Page MenuHomePhabricator

Some Special:Contributions requests cause "Error: 0" from database or WMFTimeoutException
Open, HighPublic

Description

Error message
A database query error has occurred. Did you forget to run your application's database schema updater after upgrading? 

Function: IndexPager::buildQueryInfo (contributions page unfiltered)
Error: 0
Impact

~1400 errors an hour in logstash; this is by far the main production error right now.

Notes

Request of limit of 50000(!) (which MW moderated down to 5000) and timerange of 2005–2017 suggests this is a query from a badly-behaved bot or scraper. The UA used by this client was just an unchanged-from-defaults python-requests/x.y.z. In the future we should find time to heavily ratelimit or block default User-Agents per our own unenforced policy.

Details

Request ID
AW2NGujwx3rdj6D82Ozi
Request URL
en.wikipedia.org/w/index.php?limit=50000&title=Special%3AContributions&contribs=user&target=AxG&namespace=&tagfilter=&start=2005-01-01&end=2017-06-30
Stack Trace
#0 /srv/mediawiki/php-1.34.0-wmf.24/includes/libs/rdbms/database/Database.php(1573): Wikimedia\Rdbms\Database->getQueryExceptionAndLog(NULL, integer, string, string)
#1 /srv/mediawiki/php-1.34.0-wmf.24/includes/libs/rdbms/database/Database.php(1152): Wikimedia\Rdbms\Database->reportQueryError(NULL, integer, string, string, boolean)
#2 /srv/mediawiki/php-1.34.0-wmf.24/includes/libs/rdbms/database/Database.php(1806): Wikimedia\Rdbms\Database->query(string, string)
#3 /srv/mediawiki/php-1.34.0-wmf.24/includes/libs/rdbms/database/DBConnRef.php(68): Wikimedia\Rdbms\Database->select(array, array, array, string, array, array)
#4 /srv/mediawiki/php-1.34.0-wmf.24/includes/libs/rdbms/database/DBConnRef.php(315): Wikimedia\Rdbms\DBConnRef->__call(string, array)
#5 /srv/mediawiki/php-1.34.0-wmf.24/includes/specials/pagers/ContribsPager.php(205): Wikimedia\Rdbms\DBConnRef->select(array, array, array, string, array, array)
#6 /srv/mediawiki/php-1.34.0-wmf.24/includes/pager/IndexPager.php(263): ContribsPager->reallyDoQuery(string, integer, boolean)
#7 /srv/mediawiki/php-1.34.0-wmf.24/includes/pager/IndexPager.php(609): IndexPager->doQuery()
#8 /srv/mediawiki/php-1.34.0-wmf.24/includes/specials/SpecialContributions.php(226): IndexPager->getNumRows()
#9 /srv/mediawiki/php-1.34.0-wmf.24/includes/specialpage/SpecialPage.php(575): SpecialContributions->execute(NULL)
#10 /srv/mediawiki/php-1.34.0-wmf.24/includes/specialpage/SpecialPageFactory.php(611): SpecialPage->run(NULL)
#11 /srv/mediawiki/php-1.34.0-wmf.24/includes/MediaWiki.php(296): MediaWiki\Special\SpecialPageFactory->executePath(Title, RequestContext)
#12 /srv/mediawiki/php-1.34.0-wmf.24/includes/MediaWiki.php(896): MediaWiki->performRequest()
#13 /srv/mediawiki/php-1.34.0-wmf.24/includes/MediaWiki.php(527): MediaWiki->main()
#14 /srv/mediawiki/php-1.34.0-wmf.24/index.php(44): MediaWiki->run()
#15 /srv/mediawiki/w/index.php(3): require(string)
#16 {main}
Related Gerrit Patches:

Event Timeline

There are a very large number of changes, so older changes are hidden. Show Older Changes
TheDJ added a subscriber: TheDJ.Oct 30 2019, 1:30 PM

I think that adding a 'pager query' category to wgRateLimits that is used for these types of requests would be the most ideal.

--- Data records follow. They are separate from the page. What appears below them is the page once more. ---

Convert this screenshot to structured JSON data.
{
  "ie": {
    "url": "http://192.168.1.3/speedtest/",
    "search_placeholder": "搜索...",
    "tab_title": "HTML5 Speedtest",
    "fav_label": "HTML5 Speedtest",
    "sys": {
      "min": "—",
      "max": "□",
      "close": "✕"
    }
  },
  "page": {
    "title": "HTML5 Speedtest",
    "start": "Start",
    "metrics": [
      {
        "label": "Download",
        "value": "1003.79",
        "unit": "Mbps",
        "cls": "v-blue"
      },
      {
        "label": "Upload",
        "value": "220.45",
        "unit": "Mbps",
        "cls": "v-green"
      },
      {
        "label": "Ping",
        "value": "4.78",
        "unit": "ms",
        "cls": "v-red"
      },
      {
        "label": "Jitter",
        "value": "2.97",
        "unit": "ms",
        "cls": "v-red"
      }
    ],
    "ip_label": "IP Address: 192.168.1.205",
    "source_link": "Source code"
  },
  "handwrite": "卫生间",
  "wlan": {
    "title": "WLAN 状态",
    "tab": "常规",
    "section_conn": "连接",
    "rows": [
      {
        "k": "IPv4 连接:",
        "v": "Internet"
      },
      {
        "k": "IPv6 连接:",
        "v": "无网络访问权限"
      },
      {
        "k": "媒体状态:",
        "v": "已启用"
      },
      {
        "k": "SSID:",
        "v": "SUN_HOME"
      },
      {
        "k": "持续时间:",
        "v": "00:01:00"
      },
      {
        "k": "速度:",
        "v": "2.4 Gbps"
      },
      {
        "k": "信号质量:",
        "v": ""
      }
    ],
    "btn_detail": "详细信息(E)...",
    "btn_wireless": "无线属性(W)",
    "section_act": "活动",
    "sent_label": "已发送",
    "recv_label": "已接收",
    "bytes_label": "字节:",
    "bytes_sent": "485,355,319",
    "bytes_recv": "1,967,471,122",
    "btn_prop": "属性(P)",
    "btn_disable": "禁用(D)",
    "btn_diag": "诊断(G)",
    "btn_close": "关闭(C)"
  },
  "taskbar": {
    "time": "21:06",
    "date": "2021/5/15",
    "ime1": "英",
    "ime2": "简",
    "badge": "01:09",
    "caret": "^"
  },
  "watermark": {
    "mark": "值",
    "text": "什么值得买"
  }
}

That assumes that the rate is actually the problem, and not some sort of deeper cause to the specific query as @jcrespo seems to be pondering.

This new limit is a significant pain in the ass. I'd be fine with throttling how often it can be used, but when browsing my own [over one quarter million] contributions, or any other highly-active editor's contributions [like a bot's], the ability to see more than 500 contributions at a time is a great time saver. Sometimes all I know if that I/a bot edited something in early 2019, but if I interpret that to mean January-March 2019, that can span 20,000 edits easily. Browsing 4 pages of edits is way better than browsing 40 such pages.

MER-C added a subscriber: MER-C.Oct 31 2019, 10:29 AM

Why not make the higher limits a privileged action, just like it is in the API?

SD0001 added a subscriber: SD0001.Nov 1 2019, 7:41 AM

Why not make the higher limits a privileged action, just like it is in the API?

Why should that be? It's not just admins who would be benefited from being able to see >500 revisions per page.

In very large wikis users may still be able to make timeout queries such as P9520 even if the limit is 50 (or even 1).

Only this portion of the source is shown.